Bohr, dressed in warm clothes, was helped into the tight bomb bay, strapped into the seat, and given a flying helmet, headphones, and an oxygen mask. The secretary wished him good-bye, and the aeroplane taxied down the runway. The secretary watched the take-off, then decided he would wait at the aerodrome for a while before returning to his home in the city. Half an hour later the Mosquito landed again at the field; engine trouble had forced it back. Dr. Bohr would have to wait until the next night to get to England.
The Germans dared take no direct action against Bohr while he was in Sweden, but they were looking everywhere for him, hoping to prevent his leaving. A naturalized Swede, German by birth, reported to Nazi espionage agents in Stockholm that he had seen Bohr at the aerodrome. At the time the Danes did not know of this security leak. Whether it was a result of the information the Germans received is not known—but one of the two Mosquito bombers that left Stockholm the following night never reached England.
On this next evening Bohr was again strapped into a Mosquito’s bomb bay and the aircraft took off. This time it did not return.
As the Mosquito climbed toward a safe flying altitude the pilot switched on the intercom and told the professor and the navigator to turn on their oxygen gear. The aircraft continued to climb to between 27,000 and 30,000 feet. A little while later, looking at his instruments, the pilot became alarmed. Something was very wrong. Dr. Bohr’s oxygen equipment was not working. The pilot was now very concerned, but his orders were not to turn back, and while they were in the air there was no way to get to the passenger’s seat in the bomb bay.
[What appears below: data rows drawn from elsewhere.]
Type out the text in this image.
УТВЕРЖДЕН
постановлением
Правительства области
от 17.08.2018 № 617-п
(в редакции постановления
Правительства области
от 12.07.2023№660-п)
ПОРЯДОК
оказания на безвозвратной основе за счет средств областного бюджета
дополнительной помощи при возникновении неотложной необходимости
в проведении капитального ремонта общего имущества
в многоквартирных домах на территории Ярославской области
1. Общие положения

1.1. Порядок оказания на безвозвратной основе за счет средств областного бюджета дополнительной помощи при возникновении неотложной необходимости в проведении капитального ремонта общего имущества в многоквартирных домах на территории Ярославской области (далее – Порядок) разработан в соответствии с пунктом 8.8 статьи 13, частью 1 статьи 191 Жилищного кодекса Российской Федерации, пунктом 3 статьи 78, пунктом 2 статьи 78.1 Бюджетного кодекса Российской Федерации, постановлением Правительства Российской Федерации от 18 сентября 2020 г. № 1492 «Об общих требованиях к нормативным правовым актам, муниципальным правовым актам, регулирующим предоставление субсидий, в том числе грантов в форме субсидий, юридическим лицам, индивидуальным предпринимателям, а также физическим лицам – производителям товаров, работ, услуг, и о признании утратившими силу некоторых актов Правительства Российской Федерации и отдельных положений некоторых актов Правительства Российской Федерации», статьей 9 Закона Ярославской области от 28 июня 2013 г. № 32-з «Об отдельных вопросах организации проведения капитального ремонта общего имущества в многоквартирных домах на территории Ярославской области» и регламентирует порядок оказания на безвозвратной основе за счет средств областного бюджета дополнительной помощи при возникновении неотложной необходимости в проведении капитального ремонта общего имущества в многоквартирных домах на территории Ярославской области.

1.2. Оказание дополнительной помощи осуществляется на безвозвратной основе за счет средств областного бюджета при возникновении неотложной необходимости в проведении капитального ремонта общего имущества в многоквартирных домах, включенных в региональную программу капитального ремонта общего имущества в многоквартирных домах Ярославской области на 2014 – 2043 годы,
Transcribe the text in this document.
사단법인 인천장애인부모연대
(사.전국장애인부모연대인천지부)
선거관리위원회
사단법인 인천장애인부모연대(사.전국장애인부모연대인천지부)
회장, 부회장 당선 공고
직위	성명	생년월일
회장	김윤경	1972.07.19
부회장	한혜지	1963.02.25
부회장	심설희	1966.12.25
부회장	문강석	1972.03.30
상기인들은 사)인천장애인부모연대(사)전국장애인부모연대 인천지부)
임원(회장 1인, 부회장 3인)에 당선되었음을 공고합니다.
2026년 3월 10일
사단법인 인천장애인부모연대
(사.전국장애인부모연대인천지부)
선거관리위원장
The only thing to do was to keep on toward Britain. However, after passing over Jutland the pilot dived, and from then they flew on at a much lower altitude.
When the plane at last touched down, its worried pilot rushed under the fuselage to open the bomb bay. The physicist was slumped over in his seat, his eyes shut. Aware of the effects of high-altitude flying without proper oxygen, the pilot was very much afraid that his precious passenger might be dead, or, if still alive, that his brain cells would be seriously damaged.
However, when the airman tapped him, Bohr awakened. He had, he said, slept through the entire flight. He had been unable to fit his headphones down over his flying helmet and had not heard the instruction to use his oxygen mask. With it still in his lap, he had dozed.
After some months in Britain, Professor Bohr was taken to America where, for about a year and a half, he worked on the atomic bomb project. During this time he was kept under security guard and was not allowed to use his own name. His colleagues on the Los Alamos project did their best to keep other people from knowing who the famous Dane was, but many stories have been told about the problems American security officers had in guarding the physicist. According to one story, Bohr was taken to New York City to consult with some scientists, and when walking down the street one day he encountered a lady from Copenhagen. ‘Why, hello, Dr. Bohr!’ she said. ‘I didn’t know you were in America.’
‘I’m very sorry,’ Bohr said, for once mindful of security regulations, ‘but you’re mistaken. My name isn’t Bohr.’
‘Oh, but you’re Niels Bohr. I knew you in Copenhagen.’
‘I’m very sorry, madam,’ the professor replied, ‘I’m not Niels Bohr.’ Then his eyes brightened. ‘But how are you, Mrs. Hansen?’